Not everyone is going to be riveted by the plucky cast of Downtown solving minor problem after minor squabble. For folks who are already invested in the universe, it’ll be a trip to see the paths that these characters are on. The dawn of “talking pictures” (with one using Downton as a filming location) is one key focus, which generally leads to the cutest moments between the cast.
The heart of A New Era’s problem stems from splitting up the storylines. In the inaugural film we’re mostly at the actual titular Downton, with everyone interacting with one another (much of the spirit of the series comes from formidable actors clashing together). But in A New Era, there are two major locations afoot: Downton and a southern France villa (which some members of the family are sent to investigate, dealing with Violet Crawley: Maggie Smith’s cantankerous fan-favourite character).

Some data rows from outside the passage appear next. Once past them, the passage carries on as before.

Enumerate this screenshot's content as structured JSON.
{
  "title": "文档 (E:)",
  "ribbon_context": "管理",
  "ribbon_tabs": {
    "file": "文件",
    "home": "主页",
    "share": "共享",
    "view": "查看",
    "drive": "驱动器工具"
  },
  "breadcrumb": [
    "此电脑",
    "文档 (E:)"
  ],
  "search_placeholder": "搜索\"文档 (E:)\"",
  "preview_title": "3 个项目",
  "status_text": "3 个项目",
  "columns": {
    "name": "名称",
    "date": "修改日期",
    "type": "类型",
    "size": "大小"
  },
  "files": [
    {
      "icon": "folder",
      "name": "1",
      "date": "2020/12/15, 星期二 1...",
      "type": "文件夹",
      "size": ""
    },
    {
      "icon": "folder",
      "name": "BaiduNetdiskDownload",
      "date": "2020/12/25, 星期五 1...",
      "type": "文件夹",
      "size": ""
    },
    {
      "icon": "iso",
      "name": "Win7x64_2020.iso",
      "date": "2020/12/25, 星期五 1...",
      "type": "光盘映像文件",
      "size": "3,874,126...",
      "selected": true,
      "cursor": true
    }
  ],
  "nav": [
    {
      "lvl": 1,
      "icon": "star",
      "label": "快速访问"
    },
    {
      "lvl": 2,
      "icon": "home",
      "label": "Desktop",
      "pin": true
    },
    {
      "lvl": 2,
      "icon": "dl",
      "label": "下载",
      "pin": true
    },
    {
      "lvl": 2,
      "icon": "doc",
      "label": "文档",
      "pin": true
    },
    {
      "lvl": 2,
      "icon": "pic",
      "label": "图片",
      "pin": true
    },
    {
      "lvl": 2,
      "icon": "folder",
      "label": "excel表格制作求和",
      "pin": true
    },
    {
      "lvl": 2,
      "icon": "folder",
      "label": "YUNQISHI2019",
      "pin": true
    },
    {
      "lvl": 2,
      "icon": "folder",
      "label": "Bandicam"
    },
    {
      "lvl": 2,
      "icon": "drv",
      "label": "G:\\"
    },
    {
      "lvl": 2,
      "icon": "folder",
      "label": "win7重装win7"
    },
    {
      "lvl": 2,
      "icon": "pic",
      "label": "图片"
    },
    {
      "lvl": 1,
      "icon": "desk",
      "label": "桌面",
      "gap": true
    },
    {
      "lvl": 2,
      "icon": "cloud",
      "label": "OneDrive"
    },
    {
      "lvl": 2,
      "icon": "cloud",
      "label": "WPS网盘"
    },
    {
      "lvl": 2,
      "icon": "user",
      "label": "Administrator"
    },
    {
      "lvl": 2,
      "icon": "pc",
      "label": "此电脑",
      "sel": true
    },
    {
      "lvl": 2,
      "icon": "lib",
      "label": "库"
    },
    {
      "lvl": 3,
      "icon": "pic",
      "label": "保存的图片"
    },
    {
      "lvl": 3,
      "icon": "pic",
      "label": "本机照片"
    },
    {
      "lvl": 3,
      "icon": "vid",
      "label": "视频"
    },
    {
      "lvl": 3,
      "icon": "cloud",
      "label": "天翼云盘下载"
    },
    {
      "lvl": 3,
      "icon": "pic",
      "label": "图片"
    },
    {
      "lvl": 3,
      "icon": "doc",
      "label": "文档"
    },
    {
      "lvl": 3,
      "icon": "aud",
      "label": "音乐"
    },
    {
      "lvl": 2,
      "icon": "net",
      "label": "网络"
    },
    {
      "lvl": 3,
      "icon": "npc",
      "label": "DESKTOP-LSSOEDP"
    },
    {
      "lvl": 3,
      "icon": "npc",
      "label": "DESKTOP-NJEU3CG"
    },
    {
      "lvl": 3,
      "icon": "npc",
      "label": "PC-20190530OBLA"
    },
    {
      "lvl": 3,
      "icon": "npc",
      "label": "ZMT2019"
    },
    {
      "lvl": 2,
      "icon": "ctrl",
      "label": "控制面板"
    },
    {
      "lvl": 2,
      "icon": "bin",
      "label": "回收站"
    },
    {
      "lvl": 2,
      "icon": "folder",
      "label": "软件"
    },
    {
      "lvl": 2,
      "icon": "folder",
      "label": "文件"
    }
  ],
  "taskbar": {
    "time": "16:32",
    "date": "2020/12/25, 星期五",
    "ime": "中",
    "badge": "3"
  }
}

“Downton Abbey: A New Era is a good-spirited romp that merely runs out of gas, elegantly stopping before careening into a wall.”
The whole “film within a film” trope generally works well, as it’s fun to be a fly on the wall for the process while you’re actually taking part in it. The villa plotline, however, often drags, as we’re only really given one small payoff (sendoff) at the end, which could have been done any number of ways.
That said, Downton Abbey: A New Era is a good-spirited romp that merely runs out of gas, elegantly stopping before careening into a wall. The cast is clearly still up for playing these characters with aplomb beyond collecting a paycheck, even if some of them are taken into dead end narrative alleys. The locations are still stunning, the costumes are on point, and the cinematography, especially the work of the second unit, is impressive.
Downton Abbey: A New Era is an anomaly, as fans are likely going to watch it regardless of how well it does commercially or critically. But in any case, while there are signs that this story is likely coming to a close, and every narrative arc has been wrung out, there’s still some fun to be had.